2.4.1. De raad stelt zich op het standpunt dat niet in strijd wordt gehandeld met de Europese regelgeving met betrekking tot aanbesteding, omdat geen sprake is van een aanbestedingsplichtige opdracht. Volgens de raad is het plan, gelet op de samenwerkingsovereenkomst met Woningstichting SSW, financieel uitvoerbaar.
2.4.2. Wat betreft het betoog dat de ontwikkeling van de voorziene woningbouw ten onrechte niet openbaar is aanbesteed, overweegt de Afdeling dat volgens Nederlands nationaal recht de burgerlijke rechter en niet de bestuursrechter de aangewezen rechter is om over de rechtmatigheid van het achterwege laten van een openbare aanbesteding een oordeel te vellen.
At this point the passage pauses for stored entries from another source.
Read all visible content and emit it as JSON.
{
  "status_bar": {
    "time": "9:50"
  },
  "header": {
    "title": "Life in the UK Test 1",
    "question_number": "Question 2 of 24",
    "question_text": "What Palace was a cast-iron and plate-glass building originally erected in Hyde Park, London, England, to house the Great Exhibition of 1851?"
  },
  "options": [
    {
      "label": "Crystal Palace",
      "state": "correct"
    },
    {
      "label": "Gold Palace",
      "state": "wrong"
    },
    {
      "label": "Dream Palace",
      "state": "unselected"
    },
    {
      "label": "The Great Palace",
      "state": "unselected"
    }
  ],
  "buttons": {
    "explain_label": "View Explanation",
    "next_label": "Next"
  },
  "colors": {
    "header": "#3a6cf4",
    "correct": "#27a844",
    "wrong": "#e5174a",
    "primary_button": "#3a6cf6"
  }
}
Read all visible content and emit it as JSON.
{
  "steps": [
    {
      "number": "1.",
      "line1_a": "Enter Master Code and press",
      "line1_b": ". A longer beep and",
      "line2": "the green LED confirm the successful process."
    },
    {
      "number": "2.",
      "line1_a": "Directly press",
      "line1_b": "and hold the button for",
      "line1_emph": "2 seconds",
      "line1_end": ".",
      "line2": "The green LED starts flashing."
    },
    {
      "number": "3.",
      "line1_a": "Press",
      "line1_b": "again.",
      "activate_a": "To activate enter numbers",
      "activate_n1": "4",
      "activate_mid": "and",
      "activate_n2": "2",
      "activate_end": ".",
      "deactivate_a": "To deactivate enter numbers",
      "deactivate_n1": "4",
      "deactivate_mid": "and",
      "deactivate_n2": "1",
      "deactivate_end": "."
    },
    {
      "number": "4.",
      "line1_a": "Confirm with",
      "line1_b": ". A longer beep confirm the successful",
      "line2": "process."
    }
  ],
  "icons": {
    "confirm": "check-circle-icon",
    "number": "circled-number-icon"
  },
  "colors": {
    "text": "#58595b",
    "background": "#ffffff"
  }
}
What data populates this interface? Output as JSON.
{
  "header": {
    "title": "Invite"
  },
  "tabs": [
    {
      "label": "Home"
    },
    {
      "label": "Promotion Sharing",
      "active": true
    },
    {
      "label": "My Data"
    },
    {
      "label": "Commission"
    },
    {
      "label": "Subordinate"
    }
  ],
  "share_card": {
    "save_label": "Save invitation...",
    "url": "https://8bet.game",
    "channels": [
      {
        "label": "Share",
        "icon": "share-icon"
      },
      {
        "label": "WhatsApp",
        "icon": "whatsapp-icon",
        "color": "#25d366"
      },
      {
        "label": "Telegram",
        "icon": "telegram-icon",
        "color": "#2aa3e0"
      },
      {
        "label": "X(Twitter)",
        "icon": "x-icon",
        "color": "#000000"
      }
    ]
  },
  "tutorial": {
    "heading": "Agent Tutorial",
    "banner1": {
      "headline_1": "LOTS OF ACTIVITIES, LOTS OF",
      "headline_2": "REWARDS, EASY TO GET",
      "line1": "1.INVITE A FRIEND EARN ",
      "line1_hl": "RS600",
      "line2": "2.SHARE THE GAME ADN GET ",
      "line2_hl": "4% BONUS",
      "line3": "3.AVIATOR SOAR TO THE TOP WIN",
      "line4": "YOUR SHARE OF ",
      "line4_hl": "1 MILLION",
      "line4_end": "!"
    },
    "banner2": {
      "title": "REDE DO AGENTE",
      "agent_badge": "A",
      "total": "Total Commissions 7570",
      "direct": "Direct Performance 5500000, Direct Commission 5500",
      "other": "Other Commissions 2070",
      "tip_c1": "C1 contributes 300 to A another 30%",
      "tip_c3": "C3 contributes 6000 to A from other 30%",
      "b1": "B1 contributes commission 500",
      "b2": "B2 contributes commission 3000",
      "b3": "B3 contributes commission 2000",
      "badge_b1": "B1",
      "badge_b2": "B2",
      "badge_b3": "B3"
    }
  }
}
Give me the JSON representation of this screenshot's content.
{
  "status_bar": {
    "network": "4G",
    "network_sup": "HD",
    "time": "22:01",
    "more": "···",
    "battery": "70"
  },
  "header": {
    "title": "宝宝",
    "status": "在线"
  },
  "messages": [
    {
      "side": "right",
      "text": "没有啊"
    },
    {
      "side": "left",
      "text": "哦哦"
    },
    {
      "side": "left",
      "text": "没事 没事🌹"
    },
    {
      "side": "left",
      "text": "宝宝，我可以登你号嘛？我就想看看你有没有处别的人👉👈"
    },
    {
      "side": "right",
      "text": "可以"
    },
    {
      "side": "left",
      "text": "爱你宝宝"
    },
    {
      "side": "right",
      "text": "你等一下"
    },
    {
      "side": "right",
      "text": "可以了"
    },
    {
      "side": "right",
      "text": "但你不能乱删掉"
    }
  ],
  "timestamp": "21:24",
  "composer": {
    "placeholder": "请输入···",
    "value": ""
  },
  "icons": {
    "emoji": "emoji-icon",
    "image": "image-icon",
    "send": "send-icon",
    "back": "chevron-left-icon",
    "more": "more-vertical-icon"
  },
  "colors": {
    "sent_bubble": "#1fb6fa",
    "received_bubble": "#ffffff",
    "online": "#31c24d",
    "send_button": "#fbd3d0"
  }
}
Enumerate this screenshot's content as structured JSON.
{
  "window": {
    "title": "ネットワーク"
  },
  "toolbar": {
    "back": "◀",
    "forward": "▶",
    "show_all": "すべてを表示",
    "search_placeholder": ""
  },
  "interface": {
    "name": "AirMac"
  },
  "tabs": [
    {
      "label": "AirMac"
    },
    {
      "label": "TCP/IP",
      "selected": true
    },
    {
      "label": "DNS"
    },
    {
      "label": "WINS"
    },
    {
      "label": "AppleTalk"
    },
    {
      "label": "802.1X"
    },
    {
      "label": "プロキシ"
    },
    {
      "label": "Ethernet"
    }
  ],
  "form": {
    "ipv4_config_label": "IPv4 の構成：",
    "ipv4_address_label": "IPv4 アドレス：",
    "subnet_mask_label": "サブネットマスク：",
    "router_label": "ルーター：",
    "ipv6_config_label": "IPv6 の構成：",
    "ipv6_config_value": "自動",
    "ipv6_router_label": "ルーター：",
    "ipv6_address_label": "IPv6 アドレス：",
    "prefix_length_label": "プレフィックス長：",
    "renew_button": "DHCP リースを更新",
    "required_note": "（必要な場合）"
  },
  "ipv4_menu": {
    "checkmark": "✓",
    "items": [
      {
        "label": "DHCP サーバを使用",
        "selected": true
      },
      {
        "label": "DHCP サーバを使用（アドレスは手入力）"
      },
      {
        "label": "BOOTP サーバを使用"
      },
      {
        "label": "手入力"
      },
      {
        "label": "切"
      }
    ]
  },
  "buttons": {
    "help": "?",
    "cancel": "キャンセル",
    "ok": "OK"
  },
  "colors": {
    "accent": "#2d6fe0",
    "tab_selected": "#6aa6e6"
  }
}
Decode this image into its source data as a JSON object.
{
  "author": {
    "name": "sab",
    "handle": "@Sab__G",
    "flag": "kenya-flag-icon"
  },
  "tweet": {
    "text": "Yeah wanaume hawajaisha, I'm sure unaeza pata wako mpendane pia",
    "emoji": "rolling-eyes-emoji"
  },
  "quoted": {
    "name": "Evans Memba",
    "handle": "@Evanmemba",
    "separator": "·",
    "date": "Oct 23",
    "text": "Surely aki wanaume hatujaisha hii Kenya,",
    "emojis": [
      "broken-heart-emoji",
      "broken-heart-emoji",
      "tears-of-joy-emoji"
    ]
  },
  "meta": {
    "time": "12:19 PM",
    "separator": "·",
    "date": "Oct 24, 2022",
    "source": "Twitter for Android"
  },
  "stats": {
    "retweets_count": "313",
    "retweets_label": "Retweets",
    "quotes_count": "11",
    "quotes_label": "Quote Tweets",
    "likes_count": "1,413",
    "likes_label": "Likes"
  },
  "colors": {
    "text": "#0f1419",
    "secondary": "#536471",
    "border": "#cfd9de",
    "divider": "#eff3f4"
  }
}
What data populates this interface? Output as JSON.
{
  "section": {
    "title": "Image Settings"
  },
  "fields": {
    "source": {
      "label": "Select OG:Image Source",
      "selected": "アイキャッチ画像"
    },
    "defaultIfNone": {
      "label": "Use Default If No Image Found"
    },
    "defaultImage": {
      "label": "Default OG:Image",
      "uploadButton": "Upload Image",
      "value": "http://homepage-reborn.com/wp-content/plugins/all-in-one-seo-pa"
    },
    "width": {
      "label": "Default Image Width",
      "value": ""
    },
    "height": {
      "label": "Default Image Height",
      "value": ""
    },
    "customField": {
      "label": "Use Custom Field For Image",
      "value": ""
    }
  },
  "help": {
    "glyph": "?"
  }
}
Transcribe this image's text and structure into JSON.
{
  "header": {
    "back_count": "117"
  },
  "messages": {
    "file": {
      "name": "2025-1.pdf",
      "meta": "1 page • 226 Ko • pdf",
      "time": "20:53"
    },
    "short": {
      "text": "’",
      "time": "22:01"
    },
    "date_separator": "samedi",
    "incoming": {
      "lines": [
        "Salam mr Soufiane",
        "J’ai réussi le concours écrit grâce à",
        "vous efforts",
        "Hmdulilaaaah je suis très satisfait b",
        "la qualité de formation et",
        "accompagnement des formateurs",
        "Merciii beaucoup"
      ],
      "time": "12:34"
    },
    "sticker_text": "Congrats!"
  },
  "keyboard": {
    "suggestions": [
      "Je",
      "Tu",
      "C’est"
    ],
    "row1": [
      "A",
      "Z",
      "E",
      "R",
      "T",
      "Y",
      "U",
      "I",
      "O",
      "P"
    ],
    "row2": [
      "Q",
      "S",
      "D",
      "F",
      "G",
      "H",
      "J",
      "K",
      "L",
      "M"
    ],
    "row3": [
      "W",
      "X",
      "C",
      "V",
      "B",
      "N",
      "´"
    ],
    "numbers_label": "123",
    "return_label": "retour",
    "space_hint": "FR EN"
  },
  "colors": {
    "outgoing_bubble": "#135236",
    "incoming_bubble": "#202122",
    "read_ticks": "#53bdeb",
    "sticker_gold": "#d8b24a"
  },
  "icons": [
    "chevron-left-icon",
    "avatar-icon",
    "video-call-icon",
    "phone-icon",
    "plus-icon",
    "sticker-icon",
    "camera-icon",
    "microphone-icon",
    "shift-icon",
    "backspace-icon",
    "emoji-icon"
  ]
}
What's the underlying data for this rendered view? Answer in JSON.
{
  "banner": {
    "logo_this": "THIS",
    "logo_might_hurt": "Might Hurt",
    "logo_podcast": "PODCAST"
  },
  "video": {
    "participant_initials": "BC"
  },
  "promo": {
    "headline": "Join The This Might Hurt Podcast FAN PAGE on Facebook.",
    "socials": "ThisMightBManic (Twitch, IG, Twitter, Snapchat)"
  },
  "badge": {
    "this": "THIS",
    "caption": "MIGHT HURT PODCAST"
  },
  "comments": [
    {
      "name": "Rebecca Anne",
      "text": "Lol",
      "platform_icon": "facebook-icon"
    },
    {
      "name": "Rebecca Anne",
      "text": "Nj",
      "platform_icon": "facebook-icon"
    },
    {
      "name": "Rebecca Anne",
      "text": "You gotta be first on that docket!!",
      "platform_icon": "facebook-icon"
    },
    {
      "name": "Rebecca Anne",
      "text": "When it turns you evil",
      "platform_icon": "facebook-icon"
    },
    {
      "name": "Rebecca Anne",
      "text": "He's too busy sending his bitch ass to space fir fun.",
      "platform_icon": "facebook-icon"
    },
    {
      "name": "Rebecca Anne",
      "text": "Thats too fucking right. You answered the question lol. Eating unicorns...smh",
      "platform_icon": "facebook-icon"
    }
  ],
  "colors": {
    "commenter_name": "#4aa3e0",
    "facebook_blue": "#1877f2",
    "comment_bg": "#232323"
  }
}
Niet is gebleken dat over de door [appellant] bedoelde samenwerkingsovereenkomst een procedure is gevoerd voor de burgerlijke rechter. Gelet hierop en nu evenmin is gebleken van evidente gebreken in de samenwerkingsovereenkomst, mocht de raad bij het vaststellen van het plan uitgaan van de rechtsgeldigheid daarvan, daargelaten of de mogelijke verplichting tot aanbesteding van de ontwikkeling van de voorziene woningbouw in het algemeen op zichzelf in de weg staat aan de financieel-economische uitvoerbaarheid van het plan. Het betoog faalt.
2.4.3. In hetgeen [appellant] heeft aangevoerd ziet de Afdeling geen aanleiding voor het oordeel dat de raad zich niet in redelijkheid op het standpunt heeft kunnen stellen dat het plan in zoverre strekt ten behoeve van een goede ruimtelijke ordening. In het aangevoerde wordt evenmin aanleiding gevonden voor het oordeel dat het bestreden besluit in zoverre anderszins is voorbereid of genomen in strijd met het recht. Het beroep is ongegrond.
2.5. Voor een proceskostenveroordeling bestaat geen aanleiding.
De Afdeling bestuursrechtspraak van de Raad van State
Recht doende in naam der Koningin:
verklaart het beroep ongegrond.
Aldus vastgesteld door mr. J.A.W. Scholten-Hinloopen, voorzitter, en mr. F.C.M.A. Michiels en mr. G. van der Wiel, leden, in tegenwoordigheid van mr. R.E.A. Matulewicz, ambtenaar van staat.